Question

We know that the sum of the interior angles of a triangle is 180°. Show that the sums of the interior angles of polygons with 3, 4, 5, 6, ... sides form an arithmetic progression. Find the sum of the interior angles for a 21 sided polygon.

Answer 1

We know that,
the sum of the interior angles of a polygon with 3 sides, a₁ = 180°,
the sum of the interior angles of a polygon with 4 sides, a₂ = 360°,
the sum of the interior angles of a polygon with 5 sides, a₃ = 540°,

\[\text{ As, } a_2 - a_1 = 360^\circ - 180^\circ = 180^\circ \text { and } a_3 - a_2 = 540^\circ - 360^\circ= 180^\circ\]

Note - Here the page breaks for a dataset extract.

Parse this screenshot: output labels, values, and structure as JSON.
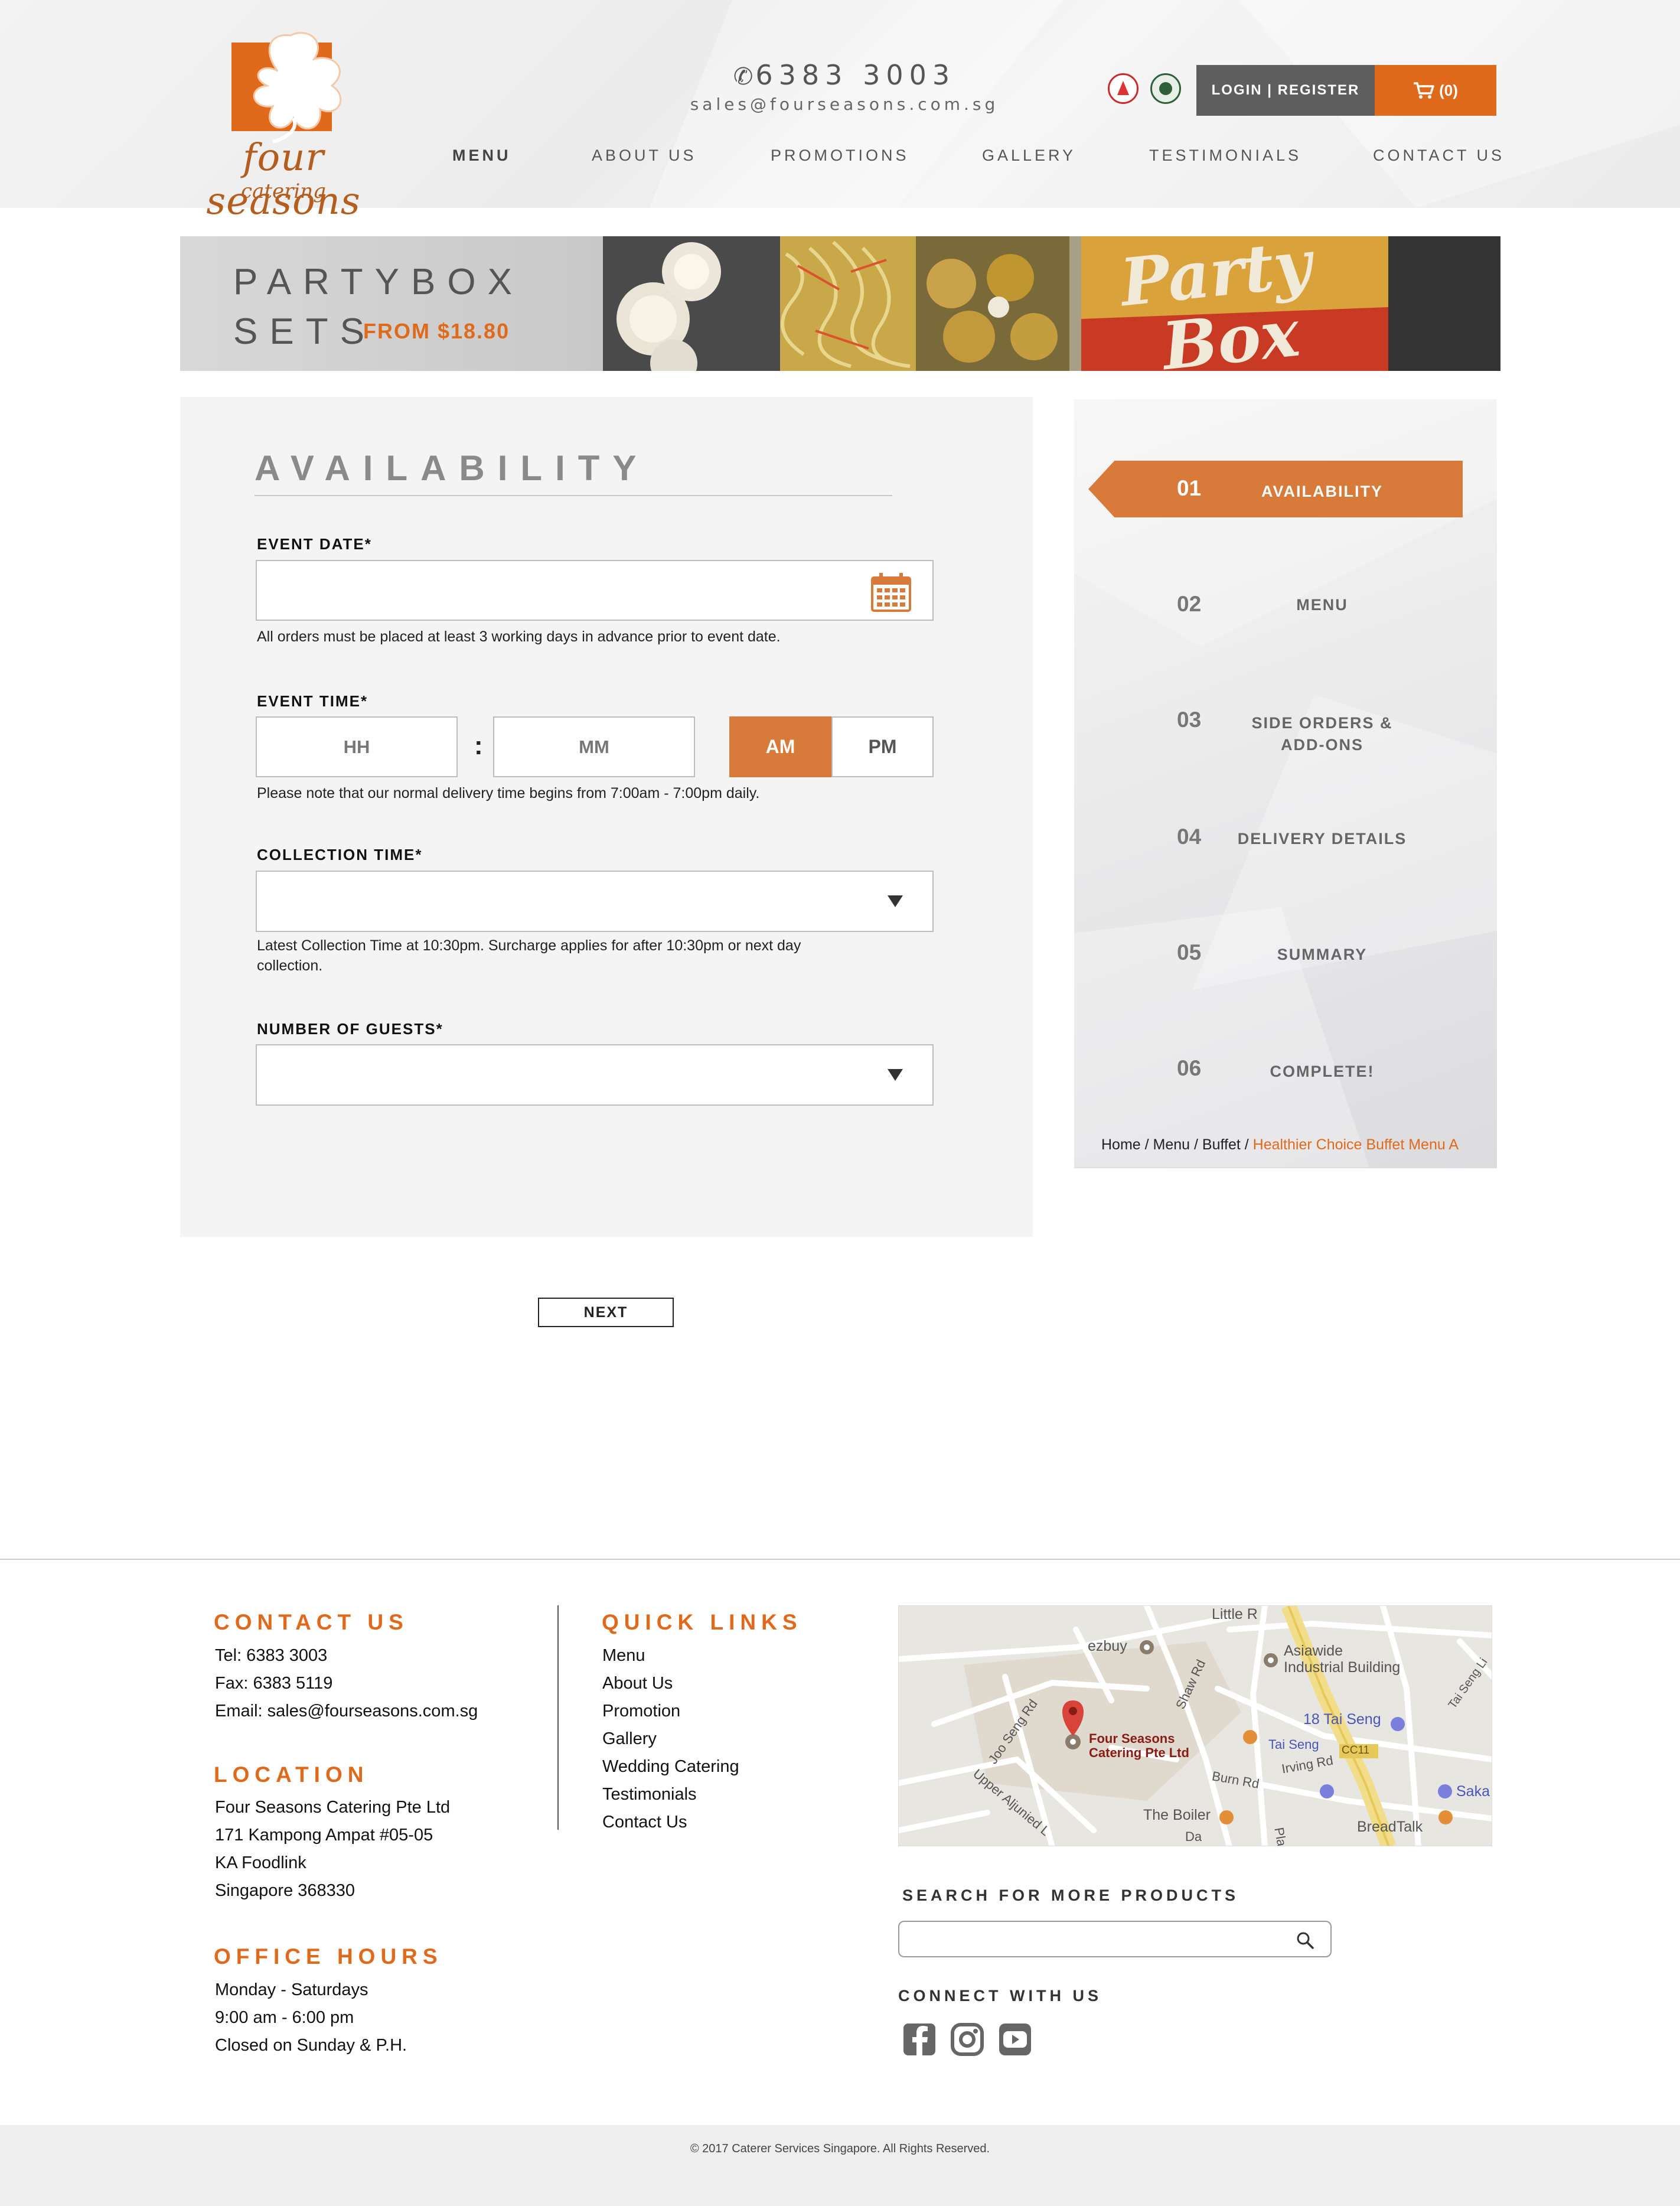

\[\text { i . e } . a_2 - a_1 = a_3 - a_2 \]

\[\text { So }, a_1 , a_2 , a_3 , . . . \text { are in A . P } . \]

\[\text { Also, } a = 180^\circ \text { and  }d = 180^\circ\]

\[\text { Since, the sum of the interior angles of a 3 sided polygon } = a\]

\[\text { So, the sum of the interior angles of a 21 sided polygon  }= a_{19} \]

\[\text { Now, } \]

\[ a_{19} = a + \left( 19 - 1 \right)d\]

\[ = 180^\circ + 18 \times 180^\circ\]

\[ = 180^\circ + 3240^\circ \]

\[ = 3420^\circ\]

So, the sum of the interior angles for a 21 sided polygon is 3420°.